Minha querida São Paulo

São Paulo, bela e exuberante cidade de contrastes inúmeros, testemunha viva do resultado do trabalho de um dos maiores grupos heterogêneos do planeta, de todas as nações, de todos os continentes, de criaturas as mais exóticas possíveis e dos mais distantes rincões deste mundo.
Contrastando com o velho mundo, a Europa, no que se refere a saudade de um tempo que não volta mais, nós, aqui em São Paulo, de uma forma geral, não específica, é evidente, sentimos muito mais do que eles a dor de uma saudade, dos bairros, praças, das avenidas, ruas, entretenimentos que marcaram nossa infância e juventude, nosso início de vida, escolar, profissional, enfim, o aprendizado em todos os sentidos, cuja principal testemunha é o fato de estarmos vivos, escrevendo, lendo etc. Nós, durante todo o século 20 não tivemos guerra, 100 anos de paz. Enquanto que na Europa, duas guerras mundiais, daquelas de arrebentar, estraçalhar e eliminar no espírito do cidadão, toda e qualquer crença espiritual, isso se ele ainda tinha. Quem quer ter saudade dessa época?
Nós aqui em São Paulo podemos ter nostalgia dos nossos tempos. Apesar dos pesares, mesmo sentindo os efeitos dos grandes conflitos mundiais, graças a Deus, somos saudosos.

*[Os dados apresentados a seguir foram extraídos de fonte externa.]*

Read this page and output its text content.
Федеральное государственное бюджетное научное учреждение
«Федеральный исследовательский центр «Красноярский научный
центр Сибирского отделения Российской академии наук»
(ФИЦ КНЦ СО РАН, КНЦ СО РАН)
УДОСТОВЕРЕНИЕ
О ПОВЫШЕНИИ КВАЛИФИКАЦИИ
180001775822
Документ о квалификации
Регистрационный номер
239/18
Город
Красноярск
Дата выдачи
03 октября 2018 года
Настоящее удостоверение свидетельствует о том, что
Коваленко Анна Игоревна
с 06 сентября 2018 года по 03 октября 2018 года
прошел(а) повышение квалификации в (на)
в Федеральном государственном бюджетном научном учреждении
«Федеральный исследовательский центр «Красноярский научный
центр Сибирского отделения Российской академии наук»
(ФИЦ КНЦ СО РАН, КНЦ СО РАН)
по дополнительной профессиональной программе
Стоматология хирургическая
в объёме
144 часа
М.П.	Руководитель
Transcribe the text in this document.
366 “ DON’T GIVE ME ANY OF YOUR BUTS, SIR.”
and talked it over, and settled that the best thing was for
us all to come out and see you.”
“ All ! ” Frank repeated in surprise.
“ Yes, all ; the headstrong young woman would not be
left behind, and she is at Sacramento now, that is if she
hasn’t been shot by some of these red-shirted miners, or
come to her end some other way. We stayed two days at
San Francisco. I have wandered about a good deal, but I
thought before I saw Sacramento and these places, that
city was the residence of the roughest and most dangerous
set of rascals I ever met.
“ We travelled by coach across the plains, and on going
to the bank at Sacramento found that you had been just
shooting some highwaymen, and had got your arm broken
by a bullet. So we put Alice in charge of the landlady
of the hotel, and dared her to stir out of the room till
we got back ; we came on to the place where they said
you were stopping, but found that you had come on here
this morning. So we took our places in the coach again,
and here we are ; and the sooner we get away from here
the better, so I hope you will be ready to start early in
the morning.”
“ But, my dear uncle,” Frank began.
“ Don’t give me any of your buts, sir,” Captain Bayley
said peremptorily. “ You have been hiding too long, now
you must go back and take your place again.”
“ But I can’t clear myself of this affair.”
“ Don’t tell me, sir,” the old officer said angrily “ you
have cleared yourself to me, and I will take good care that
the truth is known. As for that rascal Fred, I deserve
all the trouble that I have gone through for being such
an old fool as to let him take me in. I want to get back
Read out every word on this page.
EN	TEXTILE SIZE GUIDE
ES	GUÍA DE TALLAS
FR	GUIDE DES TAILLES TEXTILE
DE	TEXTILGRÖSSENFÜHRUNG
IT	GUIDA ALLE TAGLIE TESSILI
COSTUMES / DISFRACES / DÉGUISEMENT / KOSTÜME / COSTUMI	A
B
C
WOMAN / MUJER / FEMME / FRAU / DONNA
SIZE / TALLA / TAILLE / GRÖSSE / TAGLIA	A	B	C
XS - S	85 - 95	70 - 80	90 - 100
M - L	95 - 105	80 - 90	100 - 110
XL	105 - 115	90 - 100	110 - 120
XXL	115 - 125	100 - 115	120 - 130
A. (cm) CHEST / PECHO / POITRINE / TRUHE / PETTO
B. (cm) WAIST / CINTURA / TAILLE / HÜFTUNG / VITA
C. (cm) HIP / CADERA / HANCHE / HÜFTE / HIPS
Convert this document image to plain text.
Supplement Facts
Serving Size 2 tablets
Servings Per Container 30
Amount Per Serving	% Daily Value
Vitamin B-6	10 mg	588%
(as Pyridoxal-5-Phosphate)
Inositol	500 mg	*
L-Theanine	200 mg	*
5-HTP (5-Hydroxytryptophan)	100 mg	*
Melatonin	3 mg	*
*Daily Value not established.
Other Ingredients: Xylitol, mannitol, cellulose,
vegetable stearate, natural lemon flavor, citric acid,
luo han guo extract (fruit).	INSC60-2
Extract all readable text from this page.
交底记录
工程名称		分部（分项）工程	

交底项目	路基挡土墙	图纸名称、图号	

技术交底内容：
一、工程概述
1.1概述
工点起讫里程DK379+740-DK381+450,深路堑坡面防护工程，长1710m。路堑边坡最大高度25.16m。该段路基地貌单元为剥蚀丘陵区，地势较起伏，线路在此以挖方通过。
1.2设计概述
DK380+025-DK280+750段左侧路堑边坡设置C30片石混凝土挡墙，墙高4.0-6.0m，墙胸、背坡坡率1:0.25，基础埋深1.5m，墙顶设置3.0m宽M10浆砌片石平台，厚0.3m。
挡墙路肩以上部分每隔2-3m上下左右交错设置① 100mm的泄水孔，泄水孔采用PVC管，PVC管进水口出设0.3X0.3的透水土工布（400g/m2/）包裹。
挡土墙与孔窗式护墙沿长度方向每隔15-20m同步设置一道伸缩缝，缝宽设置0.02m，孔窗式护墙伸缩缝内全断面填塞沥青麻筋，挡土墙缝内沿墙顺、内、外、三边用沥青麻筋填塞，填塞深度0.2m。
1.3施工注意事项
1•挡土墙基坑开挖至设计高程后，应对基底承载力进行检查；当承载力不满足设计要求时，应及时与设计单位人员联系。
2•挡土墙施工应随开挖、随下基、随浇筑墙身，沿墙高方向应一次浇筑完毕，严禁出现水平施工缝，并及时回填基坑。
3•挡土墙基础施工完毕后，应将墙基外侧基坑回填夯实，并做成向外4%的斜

Aqui não precisamos só lamentar por ele, o tempo, pois essa tentacular e surpreendente metrópole quase nos faz esquecer os bons tempos em virtude da “velocidade” com que ele passa. Essa aparente ilusão solidifica a alcunha que São Paulo agasalha há muitos anos, “São Paulo não pode parar”. E nós podemos valorizar nossas recordações, usufruindo das múltiplas ofertas de lazer que a cidade oferece. Olhando para os quatro cantos da cidade deparamos com atrações pra quaisquer faixas etárias; alem dos jardins do Ibirapuera, do Vila Lobos, Jardim da Luz e um grande número de teatros, cinemas, espetáculos musicais que a gente só ouvia falar e nunca assistir, orquestras sinfônicas ao alcance de todos, centros recreativos e culturais, restaurantes de fama internacional, (até alguns meses atrás tínhamos o “Bingo”, mal administrado, precisando de regulamentação… esperamos que não tarda muito pois era a grande atração, principalmente para os veteranos…) uma população que, em menos 60 anos, pulou de 1 ou 2 milhões pra mais de 15 milhões, Devemos honrar esse tempo passado (e muito bom, diga-se de passagem…) com a valorização do que surgiu no após-guerra, trazendo mais conforto, saúde, melhoria de vida, (estamos vivos ainda, né?). Naquela época, viagens de avião (que também caiam…) só pra quem estava, não bem, mas muito bem de vida. Excursões e piquenique só pra Vila Galvão, Santos etc. Os idosos não tinham as prerrogativas de que hoje desfrutam, como condução grátis, meia-entrada pra tudo, rampas em lugar de escadas, preferência no atendimento bancário, hospitalar, supermercados, respeito, muito respeito… (eu mesmo já fui agraciado várias vezes) etc. É claro que a fim de determinar uma regra, devemos aceitar as exceções inevitáveis, mas compensam e muito, e não podemos esquecer que a receita de um prato raro, bem preparado e muito gostoso, prescinde de ingredientes que, se forem degustados isoladamente, seriam intragáveis, mas na companhia de outros e bem dosados, se transformam num formidável e apetitoso prato. E pra isso São Paulo não tem rivais e nem parâmetros: é o melhor do mundo.